According to Ryan Giles, Special Projects Manager, Crickmay and Associates, "the South African and Swaziland sugarcane growing industries have over 50 000 registered growers between them, with an increasing proportion of the South African complement being micro-growers. The economic empowerment of previously disadvantaged people is demonstrated by the growing number of black farmers who continue to enter sugarcane agriculture."
In recent years, the profitability of the industry has been compromised by high transport costs, adds Giles. "The fundamental problem was the lack of coordination between the growers, the 1492 vehicles hauling raw sugarcane to the mills and the mills themselves. The challenge facing our team was to implement a system that effectively streamlined this fragmented scenario."
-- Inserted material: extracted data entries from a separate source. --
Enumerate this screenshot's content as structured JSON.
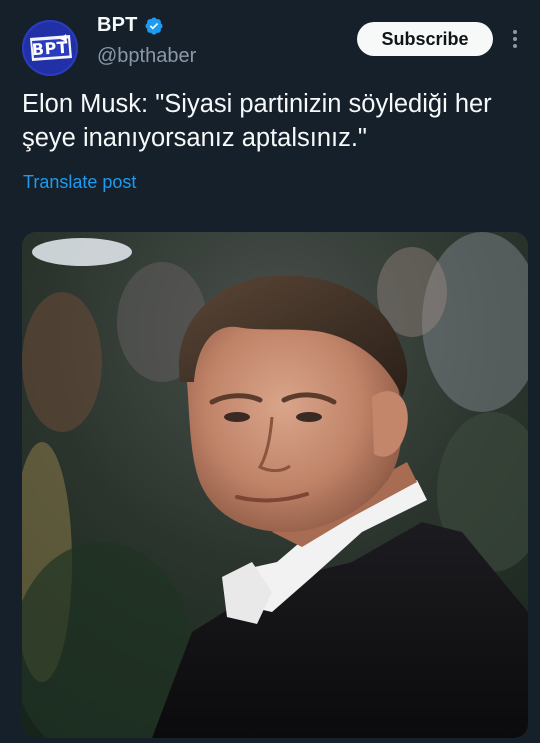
{
  "post": {
    "author": {
      "display_name": "BPT",
      "handle": "@bpthaber",
      "avatar_text": "BPT",
      "verified_icon": "verified-badge-icon",
      "verified_color": "#1d9bf0"
    },
    "subscribe_label": "Subscribe",
    "more_icon": "more-vertical-icon",
    "text": "Elon Musk: \"Siyasi partinizin söylediği her şeye inanıyorsanız aptalsınız.\"",
    "translate_label": "Translate post",
    "media": {
      "kind": "photo"
    }
  },
  "colors": {
    "background": "#15202b",
    "text_primary": "#f7f9f9",
    "text_secondary": "#8b98a5",
    "link": "#1d9bf0",
    "button_bg": "#f7f9f9",
    "avatar_bg": "#2a3bbd"
  }
}
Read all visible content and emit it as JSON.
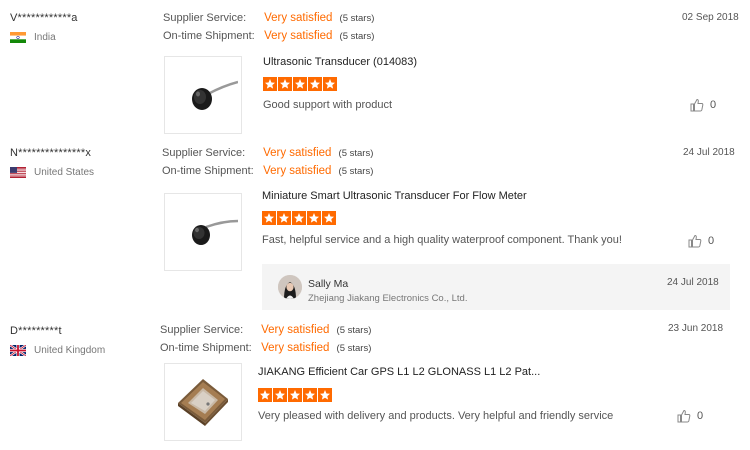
{
  "reviews": [
    {
      "buyer": "V************a",
      "country": "India",
      "supplier_label": "Supplier Service:",
      "supplier_value": "Very satisfied",
      "supplier_stars": "(5 stars)",
      "shipment_label": "On-time Shipment:",
      "shipment_value": "Very satisfied",
      "shipment_stars": "(5 stars)",
      "date": "02 Sep 2018",
      "product_title": "Ultrasonic Transducer (014083)",
      "rating": 5,
      "comment": "Good support with product",
      "likes": "0"
    },
    {
      "buyer": "N***************x",
      "country": "United States",
      "supplier_label": "Supplier Service:",
      "supplier_value": "Very satisfied",
      "supplier_stars": "(5 stars)",
      "shipment_label": "On-time Shipment:",
      "shipment_value": "Very satisfied",
      "shipment_stars": "(5 stars)",
      "date": "24 Jul 2018",
      "product_title": "Miniature Smart Ultrasonic Transducer For Flow Meter",
      "rating": 5,
      "comment": "Fast, helpful service and a high quality waterproof component. Thank you!",
      "likes": "0",
      "reply": {
        "name": "Sally Ma",
        "company": "Zhejiang Jiakang Electronics Co., Ltd.",
        "date": "24 Jul 2018"
      }
    },
    {
      "buyer": "D*********t",
      "country": "United Kingdom",
      "supplier_label": "Supplier Service:",
      "supplier_value": "Very satisfied",
      "supplier_stars": "(5 stars)",
      "shipment_label": "On-time Shipment:",
      "shipment_value": "Very satisfied",
      "shipment_stars": "(5 stars)",
      "date": "23 Jun 2018",
      "product_title": "JIAKANG Efficient Car GPS L1 L2 GLONASS L1 L2 Pat...",
      "rating": 5,
      "comment": "Very pleased with delivery and products. Very helpful and friendly service",
      "likes": "0"
    }
  ],
  "colors": {
    "accent": "#ff6a00",
    "reply_bg": "#f4f4f4"
  },
  "icons": {
    "like": "thumbs-up-icon",
    "star": "star-icon"
  }
}
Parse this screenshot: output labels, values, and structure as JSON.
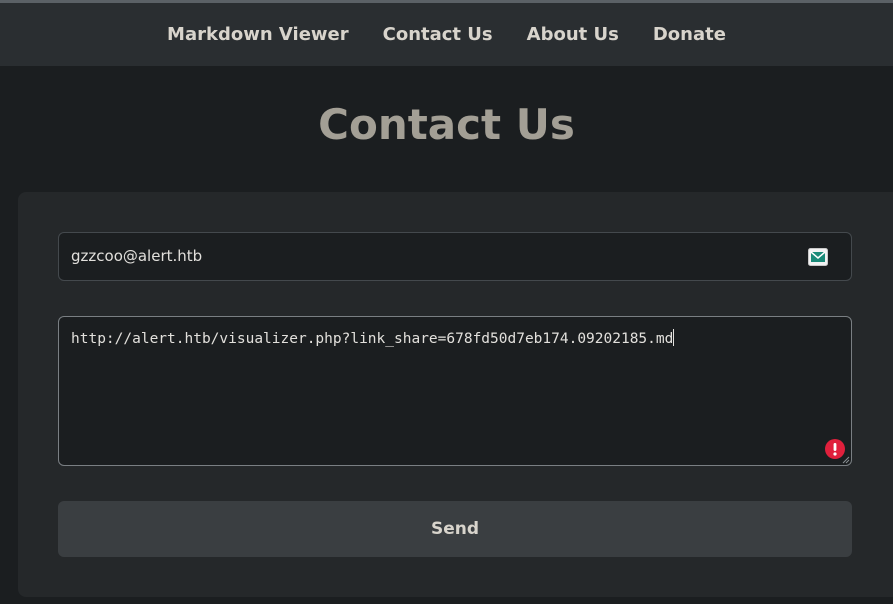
{
  "nav": {
    "items": [
      {
        "label": "Markdown Viewer"
      },
      {
        "label": "Contact Us"
      },
      {
        "label": "About Us"
      },
      {
        "label": "Donate"
      }
    ]
  },
  "page": {
    "title": "Contact Us"
  },
  "form": {
    "email": {
      "value": "gzzcoo@alert.htb",
      "icon": "mail-icon"
    },
    "message": {
      "value": "http://alert.htb/visualizer.php?link_share=678fd50d7eb174.09202185.md",
      "status_icon": "error-icon"
    },
    "send_label": "Send"
  },
  "colors": {
    "background": "#1b1e20",
    "navbar": "#2a2e31",
    "card": "#25282a",
    "title": "#a39f95",
    "button": "#3a3e41",
    "error": "#e0203c",
    "mail_icon": "#1a8a78"
  }
}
In 2005, after much research into the highly specialised world of collaborative vehicle scheduling software, Giles discovered FREDD, an Australian system that has been successfully servicing that country’s sugar industry for 19 years.
After extensive customisation to suit southern African operating conditions, FREDD is now a fully-functional collaborative tool optimising the movement of sugarcane from plantation, to truck, to mill.
"FREDD has developed a definite personality amongst local farmers and hauliers," Giles says. "Using a standard personal computer linked to the internet, FREDD communicates with every sugarcane truck’s on-board computer, all of which are fitted with a GPS and GSM modem. FREDD constantly monitors the progress of all vehicles while they’re travelling or loading, effectively reducing standing times at mill yards by nearly 70 percent."
Apart from impressive fuel savings due to reduced vehicle idling at the respective mills, FREDD has set new productivity benchmarks within the sugar industry, including cost savings for growers and hauliers from the reduced mill turn-around times in excess of R12.7 million at one mill alone. For the mill owner, savings associated with the reduction in mill stops are estimated to be in excess of R14.7 million per annum, Giles says.
On presenting the FREDD Project its Gold Award, Saxton said: "Their approach integrates multiple skills, disciplines and activities into a seamless and effective solution in which the results are readily apparent."
For Andrew Crickmay, Managing Director, Crickmay and Associates, "winning the Gold Award helps recognise the efforts of a number of different organisations and individuals who, from as early as 2001, at great personal risk, have brought about the necessary change of mindset within the sugarcane growing industry that has enabled FREDD to be the winner he is."